Extracts the inlined markdown-strip-and-truncate at the auto-TTS site in BasePlatformAdapter._process_message_background into an overridable method:

def prepare_tts_text(self, text: str) -> str:
    """Prepare text for TTS. Override to filter tool output, code, etc.

    Default strips markdown formatting and truncates to 4000 chars.
    """
    return re.sub(r'[*_`#\[\]()]', '', text)[:4000].strip()

…and replaces the call site:

-speech_text = re.sub(r'[*_`#\[\]()]', '', text_content)[:4000].strip()
+speech_text = self.prepare_tts_text(text_content)

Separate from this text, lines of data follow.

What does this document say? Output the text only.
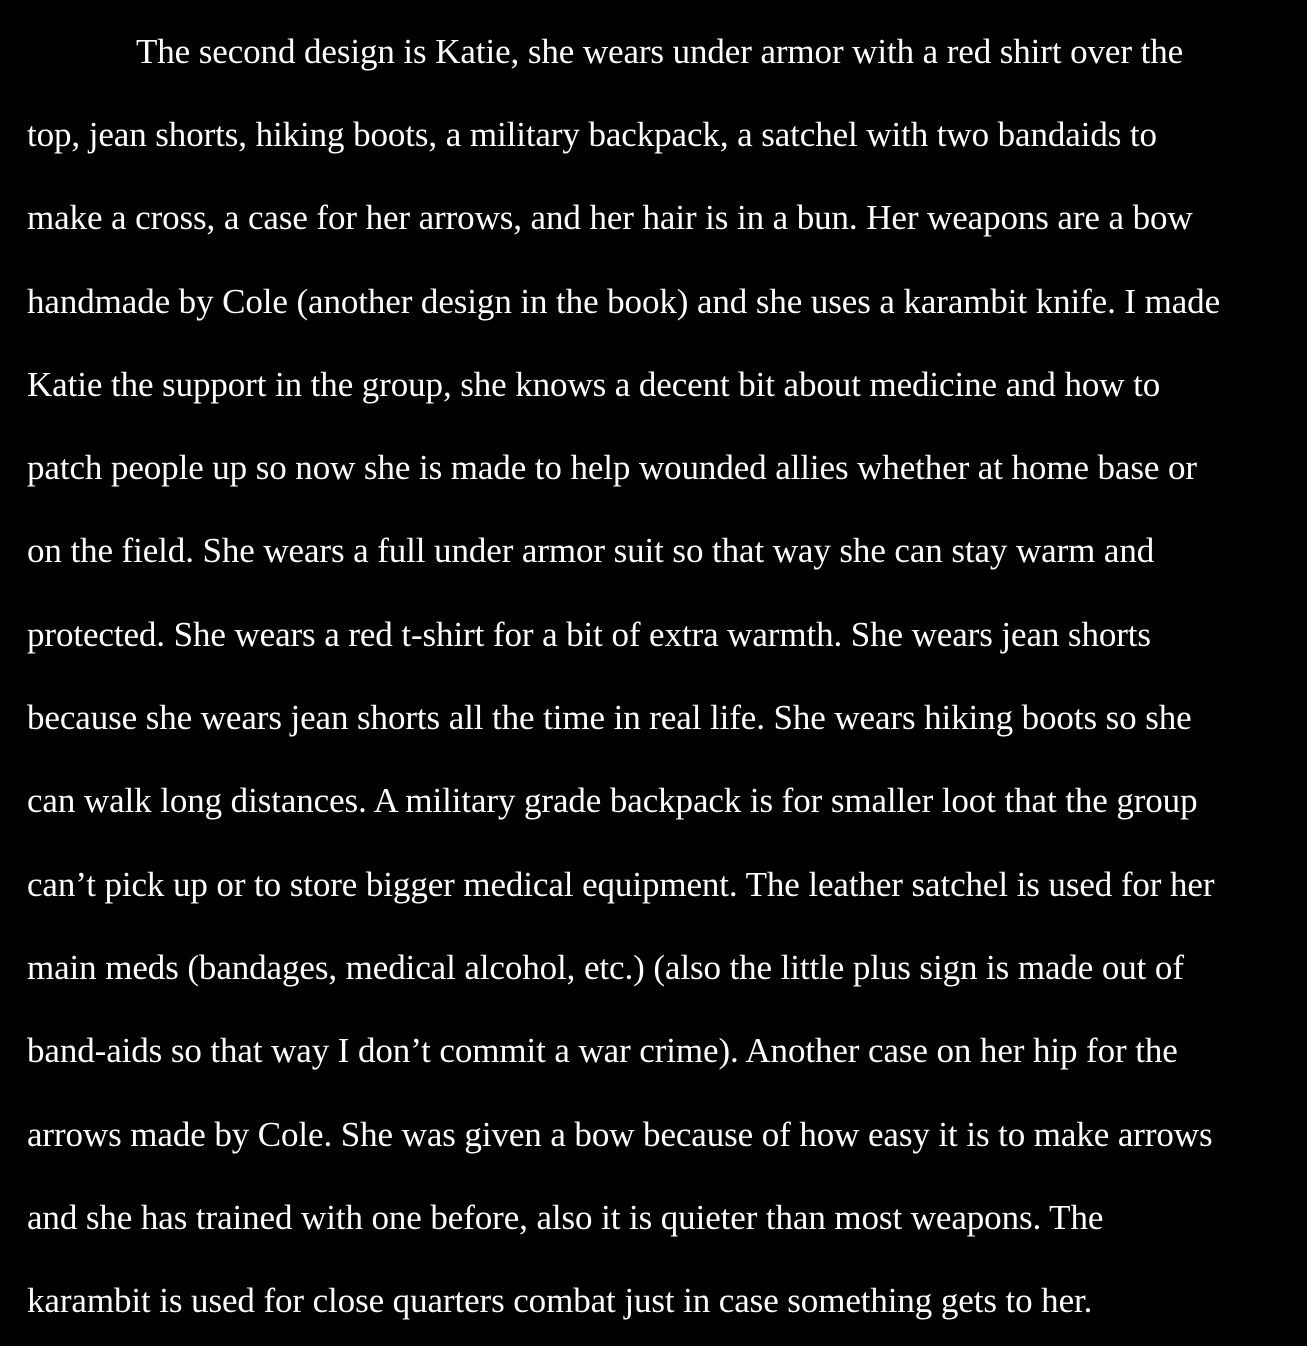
The second design is Katie, she wears under armor with a red shirt over the
top, jean shorts, hiking boots, a military backpack, a satchel with two bandaids to
make a cross, a case for her arrows, and her hair is in a bun. Her weapons are a bow
handmade by Cole (another design in the book) and she uses a karambit knife. I made
Katie the support in the group, she knows a decent bit about medicine and how to
patch people up so now she is made to help wounded allies whether at home base or
on the field. She wears a full under armor suit so that way she can stay warm and
protected. She wears a red t-shirt for a bit of extra warmth. She wears jean shorts
because she wears jean shorts all the time in real life. She wears hiking boots so she
can walk long distances. A military grade backpack is for smaller loot that the group
can’t pick up or to store bigger medical equipment. The leather satchel is used for her
main meds (bandages, medical alcohol, etc.) (also the little plus sign is made out of
band-aids so that way I don’t commit a war crime). Another case on her hip for the
arrows made by Cole. She was given a bow because of how easy it is to make arrows
and she has trained with one before, also it is quieter than most weapons. The
karambit is used for close quarters combat just in case something gets to her.
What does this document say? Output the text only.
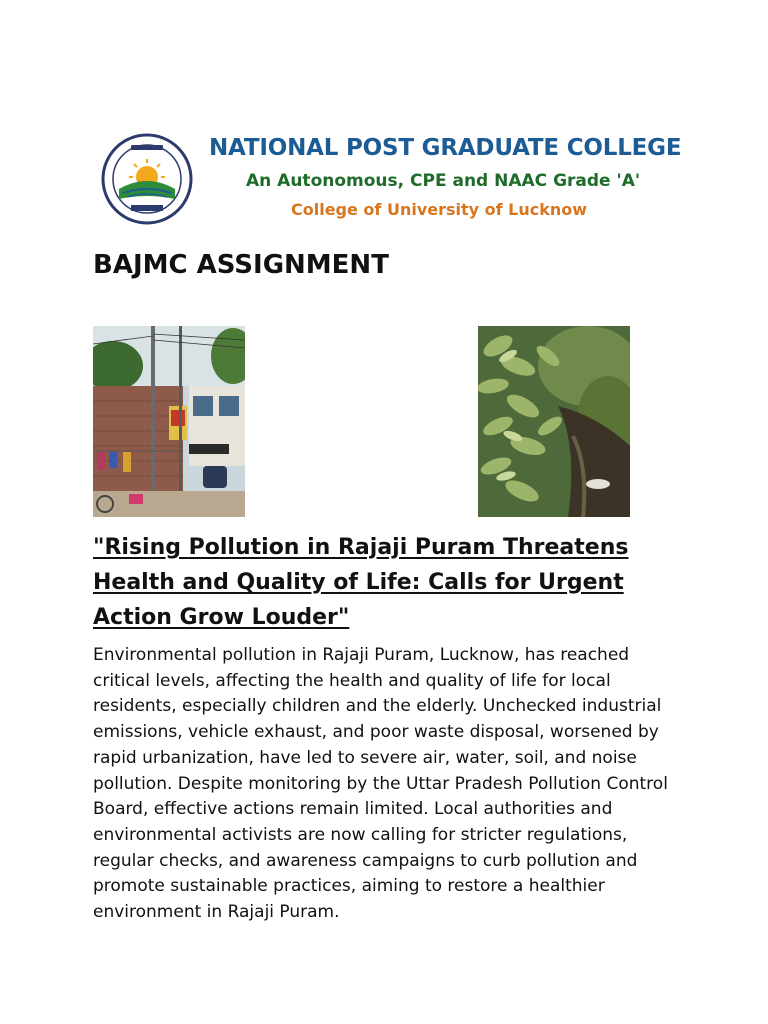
NATIONAL POST GRADUATE COLLEGE
An Autonomous, CPE and NAAC Grade 'A'
College of University of Lucknow
BAJMC ASSIGNMENT
"Rising Pollution in Rajaji Puram Threatens Health and Quality of Life: Calls for Urgent Action Grow Louder"
Environmental pollution in Rajaji Puram, Lucknow, has reached critical levels, affecting the health and quality of life for local residents, especially children and the elderly. Unchecked industrial emissions, vehicle exhaust, and poor waste disposal, worsened by rapid urbanization, have led to severe air, water, soil, and noise pollution. Despite monitoring by the Uttar Pradesh Pollution Control Board, effective actions remain limited. Local authorities and environmental activists are now calling for stricter regulations, regular checks, and awareness campaigns to curb pollution and promote sustainable practices, aiming to restore a healthier environment in Rajaji Puram.
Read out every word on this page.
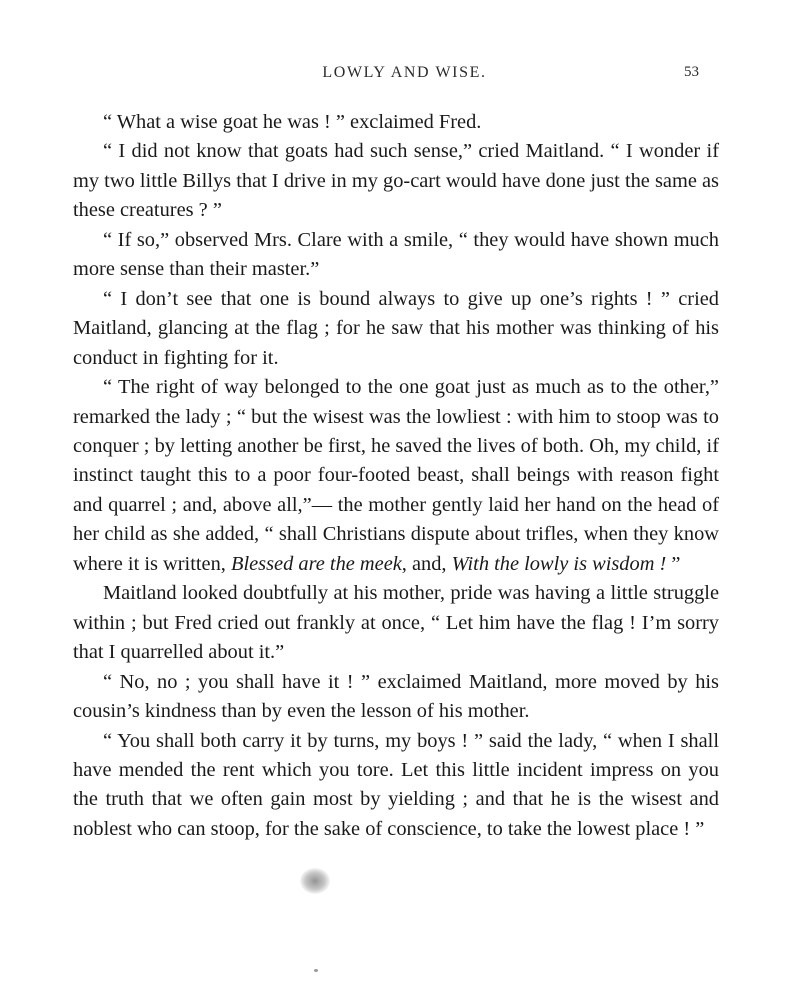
LOWLY AND WISE.	53

“ What a wise goat he was ! ” exclaimed Fred.

“ I did not know that goats had such sense,” cried Maitland. “ I wonder if my two little Billys that I drive in my go-cart would have done just the same as these creatures ? ”

“ If so,” observed Mrs. Clare with a smile, “ they would have shown much more sense than their master.”

“ I don’t see that one is bound always to give up one’s rights ! ” cried Maitland, glancing at the flag ; for he saw that his mother was thinking of his conduct in fighting for it.

“ The right of way belonged to the one goat just as much as to the other,” remarked the lady ; “ but the wisest was the lowliest : with him to stoop was to conquer ; by letting another be first, he saved the lives of both. Oh, my child, if instinct taught this to a poor four-footed beast, shall beings with reason fight and quarrel ; and, above all,”— the mother gently laid her hand on the head of her child as she added, “ shall Christians dispute about trifles, when they know where it is written, Blessed are the meek, and, With the lowly is wisdom ! ”

Maitland looked doubtfully at his mother, pride was having a little struggle within ; but Fred cried out frankly at once, “ Let him have the flag ! I’m sorry that I quarrelled about it.”

“ No, no ; you shall have it ! ” exclaimed Maitland, more moved by his cousin’s kindness than by even the lesson of his mother.

“ You shall both carry it by turns, my boys ! ” said the lady, “ when I shall have mended the rent which you tore. Let this little incident impress on you the truth that we often gain most by yielding ; and that he is the wisest and noblest who can stoop, for the sake of conscience, to take the lowest place ! ”
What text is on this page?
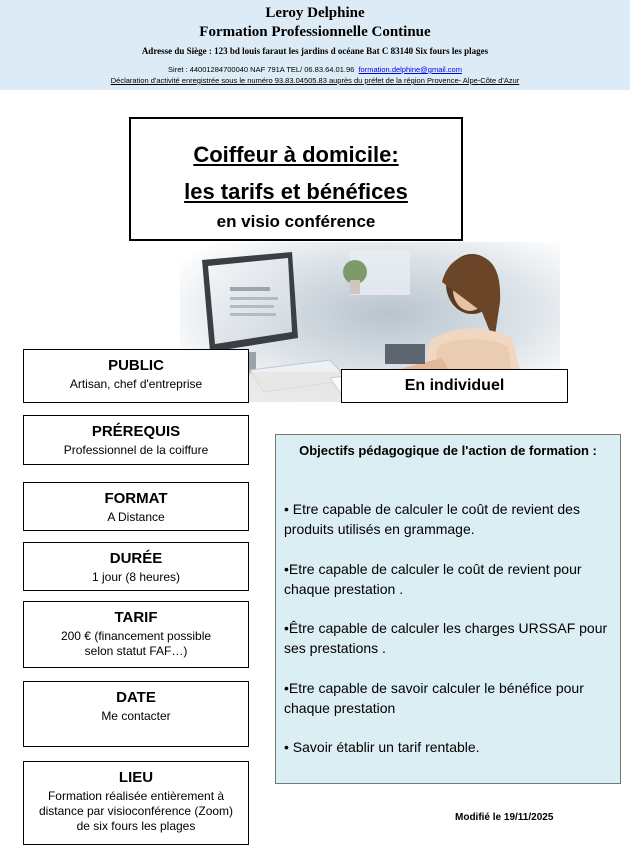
Leroy Delphine
Formation Professionnelle Continue
Adresse du Siège : 123 bd louis faraut les jardins d océane Bat C 83140 Six fours les plages
Siret : 44001284700040 NAF 791A TEL/ 06.83.64.01.96 formation.delphine@gmail.com
Déclaration d'activité enregistrée sous le numéro 93.83.04505.83 auprès du préfet de la région Provence- Alpe-Côte d'Azur
Coiffeur à domicile:
les tarifs et bénéfices
en visio conférence
PUBLIC
Artisan, chef d'entreprise
PRÉREQUIS
Professionnel de la coiffure
FORMAT
A Distance
DURÉE
1 jour (8 heures)
TARIF
200 € (financement possible selon statut FAF…)
DATE
Me contacter
LIEU
Formation réalisée entièrement à distance par visioconférence (Zoom) de six fours les plages
En individuel
Objectifs pédagogique de l'action de formation :
• Etre capable de calculer le coût de revient des produits utilisés en grammage.
•Etre capable de calculer le coût de revient pour chaque prestation .
•Être capable de calculer les charges URSSAF pour ses prestations .
•Etre capable de savoir calculer le bénéfice pour chaque prestation
• Savoir établir un tarif rentable.
Modifié le 19/11/2025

That's the entire change. 8 lines added, 1 removed, one file.

Why

The default implementation is byte-identical to the previous inline expression, so this is a zero-behaviour-change refactor for every existing adapter (Telegram, Discord, Slack, Matrix, IRC, Mattermost, BlueBubbles, Feishu, DingTalk, WeCom, WhatsApp, Signal, etc.). They all continue to get exactly the same TTS text they got before.

The hook unblocks voice-first platform adapters. What works for text-bubble platforms is wrong for read-aloud platforms:

  • A Telegram bot reply containing Run \pip install foo` then visit https://docs.example.com/install#step-2` looks fine in the chat bubble.
  • A LiveKit voice agent speaking that same reply has to read it out as Run backtick pip install foo backtick then visit h-t-t-p-s colon slash slash docs dot example dot com slash install hash step dash two. Markdown sigils get stripped, but URLs, file paths, fenced code blocks, and MEDIA: tags are spoken character-by-character.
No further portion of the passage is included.